This project is an oral history project that aims to accurately represent the personal histories of those who lived and worked in the Magdalene Laundries and Industrial Schools in South-East of Ireland, where women considered to be anything less than sane or compliant were sent without their consent.
Analyzing these first-hand historical accounts are essential to document Irish cultural heritage, giving a voice to those who were institutionalized and orienting their history to the Irish sociocultural historical narrative (informed by archival research though the project).
The project's 4 core aims are to "collect and generate archival data that comes from 20th century documents and to conduct oral histories; make this database available to scholars and members of the public (via a virtual museum housed by the Waterford Institute of Technology); to begin to assess the material in terms of how it might contribute to a public understanding of how our past affects our current cultural heritage; and to create educational supports for local schools in the South East about the Good Shepherd Laundries and Industrial School, which existed in our communities."

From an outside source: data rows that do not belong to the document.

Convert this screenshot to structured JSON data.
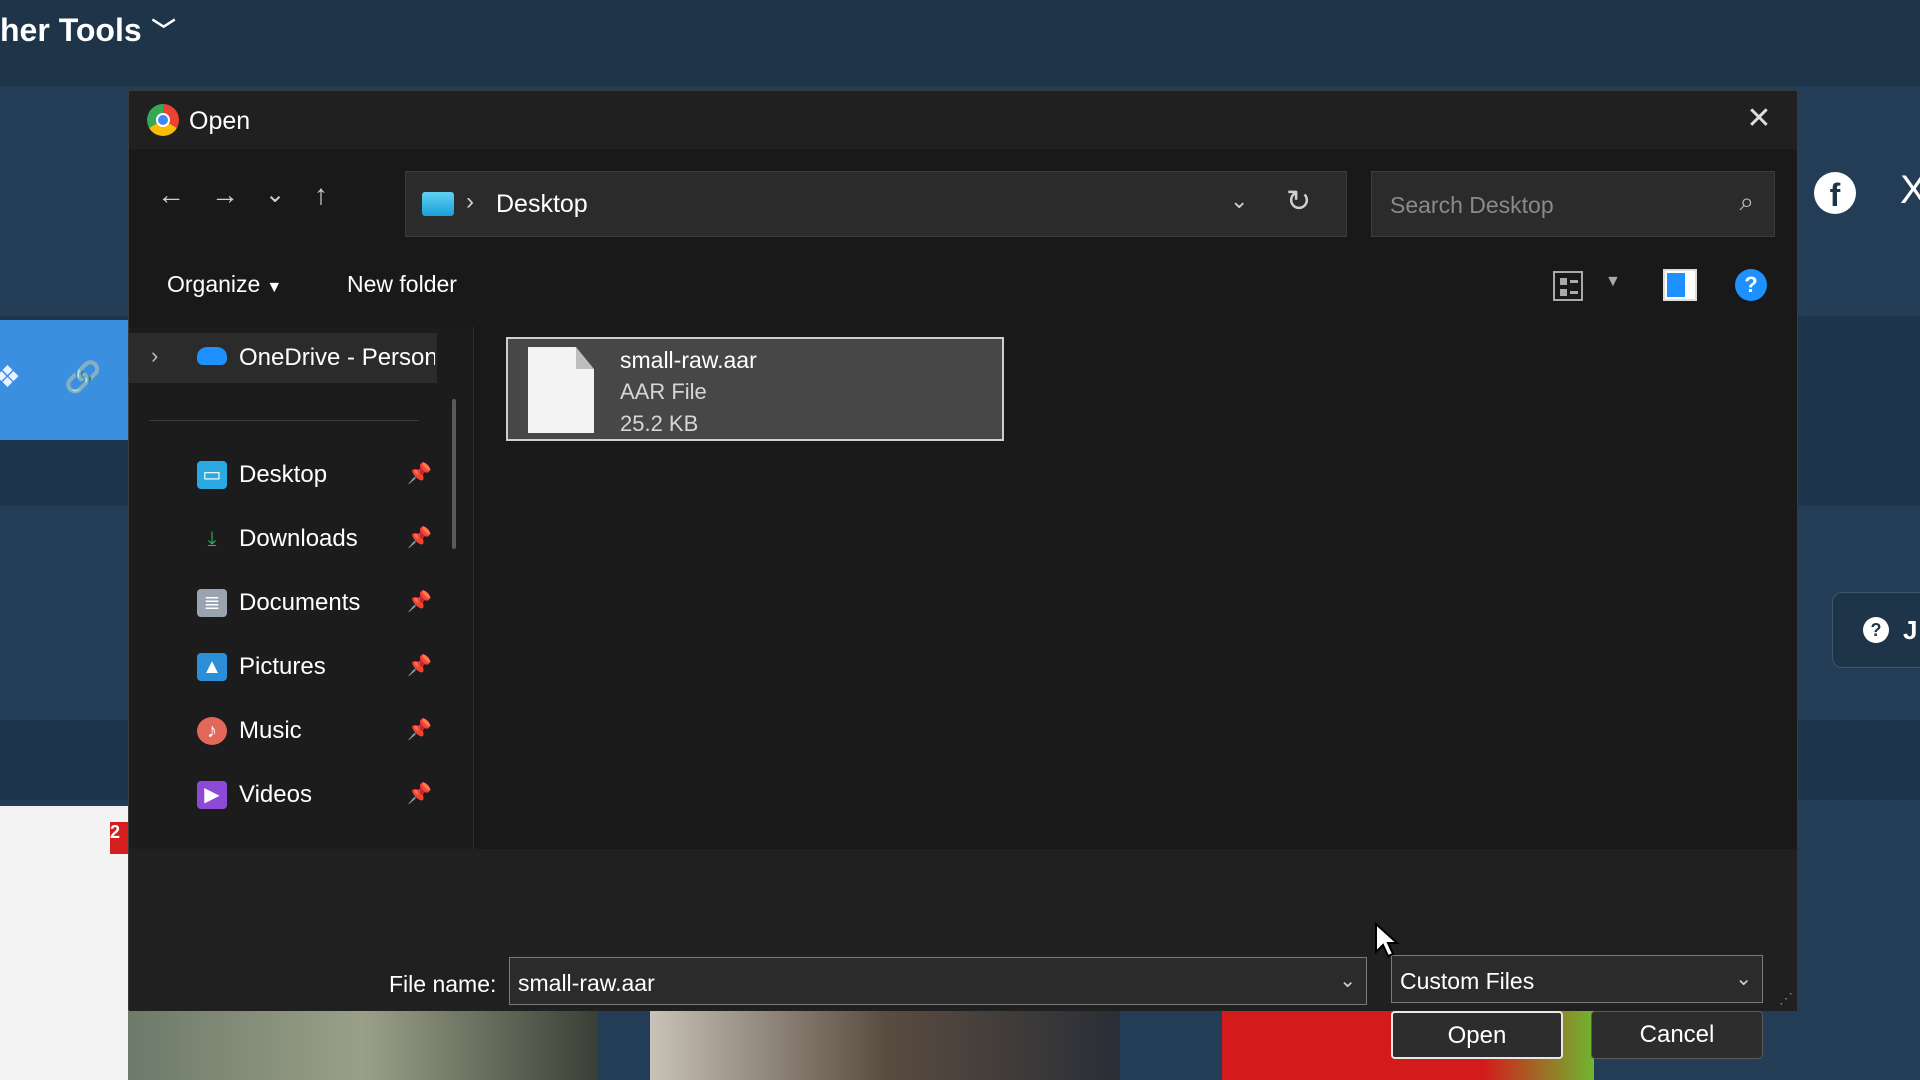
{
  "background": {
    "header_title": "her Tools",
    "header_chevron": "﹀",
    "badge_text": "2",
    "help_pill_text": "J",
    "facebook_glyph": "f",
    "x_glyph": "X"
  },
  "dialog": {
    "title": "Open",
    "close_glyph": "✕",
    "nav": {
      "back": "←",
      "forward": "→",
      "recent": "⌄",
      "up": "↑"
    },
    "address": {
      "separator": "›",
      "path": "Desktop",
      "dropdown": "⌄",
      "refresh": "↻"
    },
    "search": {
      "placeholder": "Search Desktop",
      "icon": "⌕"
    },
    "toolbar": {
      "organize_label": "Organize",
      "organize_caret": "▼",
      "new_folder_label": "New folder",
      "view_caret": "▼",
      "help_glyph": "?"
    },
    "sidebar": {
      "onedrive_label": "OneDrive - Personal",
      "expand_glyph": "›",
      "pin_glyph": "📌",
      "items": [
        {
          "label": "Desktop",
          "icon": "desktop-icon",
          "color": "#2aa8e0"
        },
        {
          "label": "Downloads",
          "icon": "downloads-icon",
          "color": "#2fb36b"
        },
        {
          "label": "Documents",
          "icon": "documents-icon",
          "color": "#9aa4b0"
        },
        {
          "label": "Pictures",
          "icon": "pictures-icon",
          "color": "#2b8fd8"
        },
        {
          "label": "Music",
          "icon": "music-icon",
          "color": "#e2685a"
        },
        {
          "label": "Videos",
          "icon": "videos-icon",
          "color": "#8d4ad6"
        }
      ],
      "icon_glyphs": [
        "▭",
        "⤓",
        "≣",
        "▲",
        "♪",
        "▶"
      ]
    },
    "files": [
      {
        "name": "small-raw.aar",
        "type": "AAR File",
        "size": "25.2 KB"
      }
    ],
    "footer": {
      "file_name_label": "File name:",
      "file_name_value": "small-raw.aar",
      "file_type_value": "Custom Files",
      "dropdown_glyph": "⌄",
      "open_label": "Open",
      "cancel_label": "Cancel",
      "grip_glyph": "⋰"
    }
  }
}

I learned that while services have changed from previous approaches and interventions that disregarded client choice and occupationally deprived its victims, things have not progressed far enough. For example, forensic psych services are still incredibly institutional and unable to support someone's journey to wellness due to complete lack of typical daily activity, occupation, choice, motivation or expression.

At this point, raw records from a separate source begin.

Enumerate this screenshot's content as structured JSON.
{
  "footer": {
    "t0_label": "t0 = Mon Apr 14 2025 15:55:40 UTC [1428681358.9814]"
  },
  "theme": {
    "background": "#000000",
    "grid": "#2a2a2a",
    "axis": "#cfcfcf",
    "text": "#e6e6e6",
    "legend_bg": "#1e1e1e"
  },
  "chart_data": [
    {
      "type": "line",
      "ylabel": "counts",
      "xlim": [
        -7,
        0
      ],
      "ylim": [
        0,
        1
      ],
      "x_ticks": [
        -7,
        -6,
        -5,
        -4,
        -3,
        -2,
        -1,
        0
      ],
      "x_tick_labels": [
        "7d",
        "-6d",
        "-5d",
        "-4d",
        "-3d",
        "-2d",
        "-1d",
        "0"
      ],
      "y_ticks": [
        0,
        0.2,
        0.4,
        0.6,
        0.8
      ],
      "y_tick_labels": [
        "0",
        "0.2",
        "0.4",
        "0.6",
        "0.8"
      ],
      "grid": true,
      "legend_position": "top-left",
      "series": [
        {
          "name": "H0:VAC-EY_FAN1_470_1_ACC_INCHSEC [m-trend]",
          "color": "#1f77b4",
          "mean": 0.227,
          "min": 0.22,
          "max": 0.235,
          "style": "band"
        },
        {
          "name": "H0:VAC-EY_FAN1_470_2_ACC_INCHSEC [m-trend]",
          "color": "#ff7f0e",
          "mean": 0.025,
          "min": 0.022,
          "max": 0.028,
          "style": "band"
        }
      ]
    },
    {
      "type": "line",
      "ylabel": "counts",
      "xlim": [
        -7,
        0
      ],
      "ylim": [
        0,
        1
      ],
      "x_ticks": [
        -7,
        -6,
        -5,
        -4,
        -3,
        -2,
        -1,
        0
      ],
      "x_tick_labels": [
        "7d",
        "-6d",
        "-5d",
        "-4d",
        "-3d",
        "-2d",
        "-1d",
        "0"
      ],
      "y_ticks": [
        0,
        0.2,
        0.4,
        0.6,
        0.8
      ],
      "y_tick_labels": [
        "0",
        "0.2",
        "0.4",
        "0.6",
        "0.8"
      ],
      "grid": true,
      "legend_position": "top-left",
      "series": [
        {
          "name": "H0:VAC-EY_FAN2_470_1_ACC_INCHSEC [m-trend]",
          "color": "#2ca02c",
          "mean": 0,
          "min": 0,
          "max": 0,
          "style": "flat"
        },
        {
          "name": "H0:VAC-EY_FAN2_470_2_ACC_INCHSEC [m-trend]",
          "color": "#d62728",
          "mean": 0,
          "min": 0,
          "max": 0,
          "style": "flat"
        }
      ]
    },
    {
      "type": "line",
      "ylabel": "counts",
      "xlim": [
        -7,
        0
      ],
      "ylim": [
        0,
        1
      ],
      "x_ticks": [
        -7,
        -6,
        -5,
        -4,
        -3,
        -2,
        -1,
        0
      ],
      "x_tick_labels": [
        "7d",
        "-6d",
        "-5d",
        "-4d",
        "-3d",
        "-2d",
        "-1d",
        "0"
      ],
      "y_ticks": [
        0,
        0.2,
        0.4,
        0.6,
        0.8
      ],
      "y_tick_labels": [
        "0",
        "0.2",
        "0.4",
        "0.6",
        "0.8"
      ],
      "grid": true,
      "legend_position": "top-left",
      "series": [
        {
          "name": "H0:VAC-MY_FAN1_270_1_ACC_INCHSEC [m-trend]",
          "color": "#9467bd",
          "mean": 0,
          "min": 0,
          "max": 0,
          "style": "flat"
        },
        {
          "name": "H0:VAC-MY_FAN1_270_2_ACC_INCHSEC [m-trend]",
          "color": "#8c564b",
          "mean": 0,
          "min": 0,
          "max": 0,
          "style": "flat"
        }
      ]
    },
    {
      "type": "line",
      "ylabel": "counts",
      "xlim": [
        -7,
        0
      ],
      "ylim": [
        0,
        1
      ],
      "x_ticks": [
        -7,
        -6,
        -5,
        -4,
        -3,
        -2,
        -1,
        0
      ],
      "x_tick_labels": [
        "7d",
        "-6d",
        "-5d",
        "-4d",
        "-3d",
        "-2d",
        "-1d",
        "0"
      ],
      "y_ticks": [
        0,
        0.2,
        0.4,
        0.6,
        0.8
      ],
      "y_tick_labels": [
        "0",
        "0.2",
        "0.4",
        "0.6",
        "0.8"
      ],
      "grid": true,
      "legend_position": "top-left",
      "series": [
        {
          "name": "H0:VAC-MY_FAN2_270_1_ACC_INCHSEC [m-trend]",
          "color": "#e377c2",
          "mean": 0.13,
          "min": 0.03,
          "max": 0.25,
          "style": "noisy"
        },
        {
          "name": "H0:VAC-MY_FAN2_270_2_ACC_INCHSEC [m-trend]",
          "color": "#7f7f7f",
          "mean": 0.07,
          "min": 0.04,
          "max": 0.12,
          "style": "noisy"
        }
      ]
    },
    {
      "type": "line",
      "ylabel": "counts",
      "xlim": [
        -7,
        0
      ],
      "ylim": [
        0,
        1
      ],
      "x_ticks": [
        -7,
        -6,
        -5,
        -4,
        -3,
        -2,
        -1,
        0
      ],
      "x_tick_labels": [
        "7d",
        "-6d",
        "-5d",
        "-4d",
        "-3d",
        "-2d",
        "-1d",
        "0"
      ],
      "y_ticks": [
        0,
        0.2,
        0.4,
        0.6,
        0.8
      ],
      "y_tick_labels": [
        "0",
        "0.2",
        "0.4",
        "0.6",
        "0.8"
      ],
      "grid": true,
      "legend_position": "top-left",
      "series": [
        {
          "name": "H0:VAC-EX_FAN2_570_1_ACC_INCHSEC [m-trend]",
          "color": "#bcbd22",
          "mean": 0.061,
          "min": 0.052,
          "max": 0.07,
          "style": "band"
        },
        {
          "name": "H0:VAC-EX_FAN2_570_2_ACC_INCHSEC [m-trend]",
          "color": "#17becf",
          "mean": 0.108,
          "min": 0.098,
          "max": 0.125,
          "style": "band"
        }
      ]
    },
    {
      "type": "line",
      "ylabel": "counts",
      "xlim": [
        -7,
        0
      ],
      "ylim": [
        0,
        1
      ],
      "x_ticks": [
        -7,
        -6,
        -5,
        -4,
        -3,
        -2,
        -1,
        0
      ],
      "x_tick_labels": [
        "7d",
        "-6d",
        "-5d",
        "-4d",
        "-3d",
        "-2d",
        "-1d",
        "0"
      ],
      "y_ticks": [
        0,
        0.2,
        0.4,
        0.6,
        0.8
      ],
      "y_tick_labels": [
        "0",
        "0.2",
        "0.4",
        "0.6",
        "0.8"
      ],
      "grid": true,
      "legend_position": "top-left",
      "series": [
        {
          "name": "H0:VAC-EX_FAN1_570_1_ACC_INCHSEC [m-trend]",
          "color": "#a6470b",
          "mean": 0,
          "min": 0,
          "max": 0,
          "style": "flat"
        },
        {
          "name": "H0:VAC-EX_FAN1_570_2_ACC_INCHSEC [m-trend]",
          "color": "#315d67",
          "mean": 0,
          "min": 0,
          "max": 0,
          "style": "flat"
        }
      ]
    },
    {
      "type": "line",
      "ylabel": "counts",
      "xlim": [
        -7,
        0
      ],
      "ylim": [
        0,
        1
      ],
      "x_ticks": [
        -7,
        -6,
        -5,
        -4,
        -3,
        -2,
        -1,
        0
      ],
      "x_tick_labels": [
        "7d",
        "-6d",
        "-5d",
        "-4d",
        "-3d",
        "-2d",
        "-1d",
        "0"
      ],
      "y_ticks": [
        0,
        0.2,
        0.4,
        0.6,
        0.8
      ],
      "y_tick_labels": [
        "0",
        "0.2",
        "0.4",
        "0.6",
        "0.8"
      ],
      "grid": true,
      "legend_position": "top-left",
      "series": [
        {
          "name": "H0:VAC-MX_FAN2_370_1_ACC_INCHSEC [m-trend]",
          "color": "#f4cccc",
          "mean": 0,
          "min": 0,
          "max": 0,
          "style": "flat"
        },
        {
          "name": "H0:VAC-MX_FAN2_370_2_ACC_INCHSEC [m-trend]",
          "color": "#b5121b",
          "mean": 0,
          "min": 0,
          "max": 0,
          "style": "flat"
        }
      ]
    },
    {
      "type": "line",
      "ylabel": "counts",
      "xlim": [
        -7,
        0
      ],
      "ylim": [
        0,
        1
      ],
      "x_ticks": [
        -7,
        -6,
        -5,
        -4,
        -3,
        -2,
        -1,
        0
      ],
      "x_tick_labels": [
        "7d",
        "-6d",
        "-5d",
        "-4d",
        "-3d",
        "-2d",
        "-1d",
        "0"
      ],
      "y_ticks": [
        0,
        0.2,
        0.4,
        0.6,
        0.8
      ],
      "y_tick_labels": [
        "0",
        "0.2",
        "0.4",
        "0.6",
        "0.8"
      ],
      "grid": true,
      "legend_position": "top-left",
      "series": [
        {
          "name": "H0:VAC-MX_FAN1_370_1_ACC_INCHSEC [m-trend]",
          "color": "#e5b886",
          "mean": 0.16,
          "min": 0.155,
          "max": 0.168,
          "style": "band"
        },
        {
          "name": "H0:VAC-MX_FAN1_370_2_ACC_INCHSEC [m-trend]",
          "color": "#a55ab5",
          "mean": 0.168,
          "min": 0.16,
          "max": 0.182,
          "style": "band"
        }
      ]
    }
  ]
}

As one of the speakers said, due to the requirements of the setting it requires creativity to attempt at occupation focused interventions because they are so limited in what they can do, materials that can be brought it, etc. What is more is that it is as though an additional punishment for patients who are female because the living space allotted for them is so small that there is no separation of acuity, meaning that people all across the spectrum of wellness are confined together. This means constantly disturbed sleep, constant monitoring, no development of additional freedoms to prepare the person for re-entry to other institutions or community services. They literally cannot be expected to improve in this setting.
Mary Maddock and her husband Jim are authors of Soul Survivor: A Personal Encounter with Psychiatry and co-founders of Mind Freedom Ireland. During our time in Cork, they generously invited us into their homes and discussed with us their experiences with unnecessary and excessive psychiatric intervention that halted their lives for nearly two decades. Through this, they have become proponents of change and activists about psychiatric human rights violations, including electroconvulsive "therapy" (ECT), over-medication, institutionalization, and the accompanying occupational deprivation. One of the most eye-opening statements Mary said to us was that she loves OT, and believes it would have been great for he, had she not been so heavily drugged.
Asylum populations and mental health incarceration peaked in Ireland 59-60s with the highest rate per capita in world. There was a published medical list of “probable causes of insanity,” where any problematic” behavior relative to society’s values were diagnostic criteria. This showed how the medical ethos took over with psychiatry biomedical model in place of a the mid-20th century moral management from France. Moral, which meant "curing insanity" with doctoral reason and emotion relationship, supposed to be coercive rather than threat or force, emulating free life as close as possible was gone, and cruelty and humiliation took its place. Major national trauma paved the route for this negative shift as well. Sacrifice of land subdivision post-famine created excessive single and unfulfilled people, who often got incarcerated. This was escalated by the Dangerous Lunatics Act in Ireland, which allowed accusation alone resulted in police having to arrest them and asylum having to accept them. This reminded me greatly of the Salem witch trials in America's history.
Similarly, migration of 2 million Irish people leaving the country triggered societal shift as well. And, any peculiar behavior by anyone at Ellis island wound result in whole family being sent back, and at least that one being admitted to an Irish asylum. This is i found this eerily parallel to the current US-Mexico border racism and inhumane treatment of immigrants due to severe othering and consequential dehumanization that America is currently embodying.
The documentary went on to discuss modern day Ireland through the example of a mid-20s man who had been diagnosed with schizophrenia and been in a psychiatric hospital for 5 years. His partner expressed that “he can’t come out 'til he’s well, but he can’t get well in there. And that’s how people become institutionalized.” Just as it has throughout history, any form of behavior is used to vindicate and justify the label (diagnosis) of an incarcerated person. Normal reactions to incarceration such as attempts to escape, depression, and resistance were considered symptomatic of mental illness. This “tame and shame” power dynamic is the same it has always been under mental health treatment, and it is up to those on the privileged end of the power dynamic (such as OTs) to criticize and deconstruct these dynamics and institutions.